The position of Czech samples in the genetic landscape of central Europe emerges in Correspondence Analysis (Fig. 2). In the first dimension the Czech samples are clustered and positioned in between the Polish and German samples. In fact Hg’s R1a and N3-Tat (more frequent in Poland) have the largest negative loadings on this dimension, whereas Hg’s K*-M9 and J2*-M172 (more frequent in Germany and Italy) have the largest positive ones. The second dimension is mainly contributed by Hg’s I-M170, E3b1-M78, and K*-M9 (negative loadings) vs. Hg P-DYS257*(xR1a). Thus, the position of the three Balkan populations in Figure 2 is in line with the focal distribution of Hg’s I and E3b1 in this area (Cruciani et al., 2004; Pericic et al., 2005).
These seem to agree with my observations regarding a recent study on Germans and Poles:
We see that Poles are differentiated by Germans on the basis of R1a1 and N3 (Finno-Ugrian admixture). The differentiation on the basis of I subgroups is not evident, because no downstream markers for this haplogroup were examined in this study.as well as the observational evidence.
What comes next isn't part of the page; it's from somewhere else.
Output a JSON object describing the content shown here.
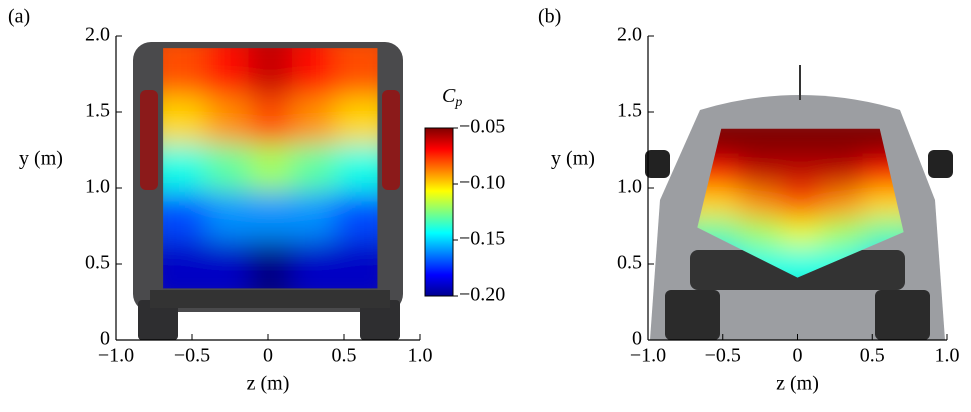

Also of particular interest is that of the two Neolithic haplogroups, J2 is associated with Germans, whereas DE* is apparently not. So, this may hint at different patterns of arrival of the two haplogroups in this part of the world. This would agree with some recent results from Balkan Slavic populations, that typically found a higher-percentage of YAP (DE) lineages than J2 ones.
American Journal of Physical Anthropology (online early)
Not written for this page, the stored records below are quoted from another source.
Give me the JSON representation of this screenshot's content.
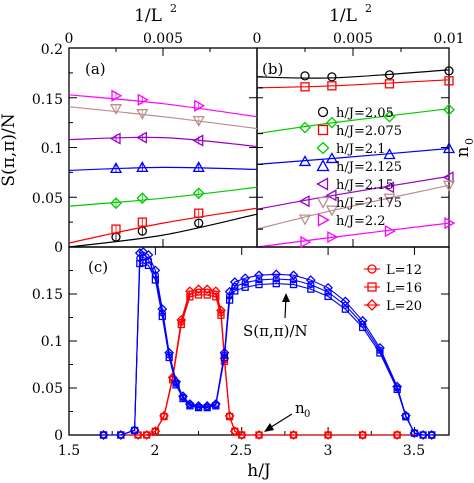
{
  "chart_data": [
    {
      "panel": "(a)",
      "type": "line",
      "xlabel_top": "1/L",
      "xlabel_top_exp": "2",
      "ylabel": "S(π,π)/N",
      "xlim": [
        0,
        0.01
      ],
      "ylim": [
        0,
        0.2
      ],
      "x_ticks": [
        "0",
        "0.005"
      ],
      "y_ticks": [
        "0",
        "0.05",
        "0.1",
        "0.15",
        "0.2"
      ],
      "x": [
        0.0025,
        0.0039,
        0.0069
      ],
      "series": [
        {
          "name": "h/J=2.05",
          "color": "#000000",
          "marker": "circle",
          "values": [
            0.01,
            0.016,
            0.024
          ],
          "fit": [
            0.0,
            0.012,
            0.033
          ]
        },
        {
          "name": "h/J=2.075",
          "color": "#ff0000",
          "marker": "square",
          "values": [
            0.018,
            0.025,
            0.034
          ],
          "fit": [
            0.004,
            0.024,
            0.039
          ]
        },
        {
          "name": "h/J=2.1",
          "color": "#00cc00",
          "marker": "diamond",
          "values": [
            0.044,
            0.049,
            0.054
          ],
          "fit": [
            0.041,
            0.049,
            0.06
          ]
        },
        {
          "name": "h/J=2.125",
          "color": "#0000ff",
          "marker": "triangle-up",
          "values": [
            0.079,
            0.08,
            0.08
          ],
          "fit": [
            0.077,
            0.08,
            0.078
          ]
        },
        {
          "name": "h/J=2.15",
          "color": "#9900cc",
          "marker": "triangle-left",
          "values": [
            0.109,
            0.11,
            0.107
          ],
          "fit": [
            0.108,
            0.11,
            0.101
          ]
        },
        {
          "name": "h/J=2.175",
          "color": "#bc8f8f",
          "marker": "triangle-down",
          "values": [
            0.139,
            0.134,
            0.127
          ],
          "fit": [
            0.141,
            0.131,
            0.119
          ]
        },
        {
          "name": "h/J=2.2",
          "color": "#ff00ff",
          "marker": "triangle-right",
          "values": [
            0.152,
            0.148,
            0.142
          ],
          "fit": [
            0.153,
            0.144,
            0.131
          ]
        }
      ]
    },
    {
      "panel": "(b)",
      "type": "line",
      "xlabel_top": "1/L",
      "xlabel_top_exp": "2",
      "ylabel_right": "n",
      "ylabel_right_sub": "0",
      "xlim": [
        0,
        0.01
      ],
      "x_ticks": [
        "0",
        "0.005",
        "0.01"
      ],
      "x": [
        0.0025,
        0.0039,
        0.0069,
        0.01
      ],
      "legend": [
        "h/J=2.05",
        "h/J=2.075",
        "h/J=2.1",
        "h/J=2.125",
        "h/J=2.15",
        "h/J=2.175",
        "h/J=2.2"
      ],
      "series": [
        {
          "name": "h/J=2.05",
          "values": [
            0.172,
            0.171,
            0.173,
            0.177
          ],
          "fit": [
            0.171,
            0.17,
            0.178
          ]
        },
        {
          "name": "h/J=2.075",
          "values": [
            0.161,
            0.162,
            0.164,
            0.167
          ],
          "fit": [
            0.16,
            0.162,
            0.168
          ]
        },
        {
          "name": "h/J=2.1",
          "values": [
            0.12,
            0.125,
            0.131,
            0.138
          ],
          "fit": [
            0.114,
            0.125,
            0.139
          ]
        },
        {
          "name": "h/J=2.125",
          "values": [
            0.086,
            0.089,
            0.093,
            0.099
          ],
          "fit": [
            0.083,
            0.089,
            0.099
          ]
        },
        {
          "name": "h/J=2.15",
          "values": [
            0.046,
            0.052,
            0.06,
            0.07
          ],
          "fit": [
            0.038,
            0.052,
            0.071
          ]
        },
        {
          "name": "h/J=2.175",
          "values": [
            0.028,
            0.037,
            0.049,
            0.062
          ],
          "fit": [
            0.018,
            0.037,
            0.062
          ]
        },
        {
          "name": "h/J=2.2",
          "values": [
            0.005,
            0.01,
            0.016,
            0.024
          ],
          "fit": [
            0.0,
            0.01,
            0.024
          ]
        }
      ]
    },
    {
      "panel": "(c)",
      "type": "line",
      "xlabel": "h/J",
      "xlim": [
        1.5,
        3.7
      ],
      "ylim": [
        0,
        0.2
      ],
      "x_ticks": [
        "1.5",
        "2",
        "2.5",
        "3",
        "3.5"
      ],
      "y_ticks": [
        "0",
        "0.05",
        "0.1",
        "0.15"
      ],
      "legend": [
        "L=12",
        "L=16",
        "L=20"
      ],
      "annotations": {
        "structure_factor": "S(π,π)/N",
        "condensate": "n",
        "condensate_sub": "0"
      },
      "series": [
        {
          "name": "S(π,π)/N",
          "color": "#0000ff",
          "x": [
            1.7,
            1.8,
            1.88,
            1.91,
            1.93,
            1.96,
            2.0,
            2.04,
            2.08,
            2.12,
            2.16,
            2.2,
            2.25,
            2.3,
            2.35,
            2.4,
            2.43,
            2.46,
            2.52,
            2.6,
            2.7,
            2.8,
            2.9,
            3.0,
            3.1,
            3.2,
            3.3,
            3.4,
            3.45,
            3.5,
            3.55,
            3.6
          ],
          "values": [
            0,
            0,
            0.005,
            0.188,
            0.189,
            0.186,
            0.17,
            0.13,
            0.085,
            0.055,
            0.04,
            0.032,
            0.03,
            0.03,
            0.032,
            0.085,
            0.148,
            0.158,
            0.162,
            0.165,
            0.166,
            0.165,
            0.16,
            0.152,
            0.138,
            0.118,
            0.09,
            0.05,
            0.02,
            0.002,
            0,
            0
          ]
        },
        {
          "name": "n0",
          "color": "#ff0000",
          "x": [
            1.7,
            1.8,
            1.9,
            1.95,
            2.0,
            2.05,
            2.1,
            2.15,
            2.2,
            2.25,
            2.3,
            2.35,
            2.38,
            2.4,
            2.43,
            2.46,
            2.5,
            2.6,
            2.8,
            3.0,
            3.2,
            3.4,
            3.6
          ],
          "values": [
            0,
            0,
            0,
            0,
            0.004,
            0.02,
            0.06,
            0.12,
            0.15,
            0.152,
            0.152,
            0.15,
            0.13,
            0.08,
            0.02,
            0.004,
            0,
            0,
            0,
            0,
            0,
            0,
            0
          ]
        }
      ]
    }
  ]
}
Y-chromosomal variation in the Czech Republic
F. Luca et al.
To analyze the contribution of the Czech population to the Y-chromosome diversity landscape of Europe and to reconstruct past demographic events, we typed 257 males from five locations for 21 UEPs. Moreover, 141 carriers of the three most common haplogroups were typed for 10 microsatellites and coalescent analyses applied. Sixteen Hg's characterized by derived alleles were identified, the most common being R1a-SRY10831 and P-DYS257*(xR1a). The pool of haplogroups within I-M170 represented the third most common clade. Overall, the degree of population structure was low. The ages for Hg I-M170, P-DYS257*(xR1a), and R1a-SRY10831 ap peared to be comparable and compatible with their presence during or soon after the LGM. A signal of population growth beginning in the first millennium B.C. was detected. Its similarity among the three most common Hg's indicated that growth was characteristic for a gene pool that already contained all of them. The Czech population appears to be influenced, to a very moderate extent, by genetic inputs from outside Europe in the post-Neolithic and historical times. Population growth postdated the archaeologically documented introduction of Neolithic technology and the estimated central value coincides with a period of repeated changes driven by the development of metal technologies and the associated social and trade organization.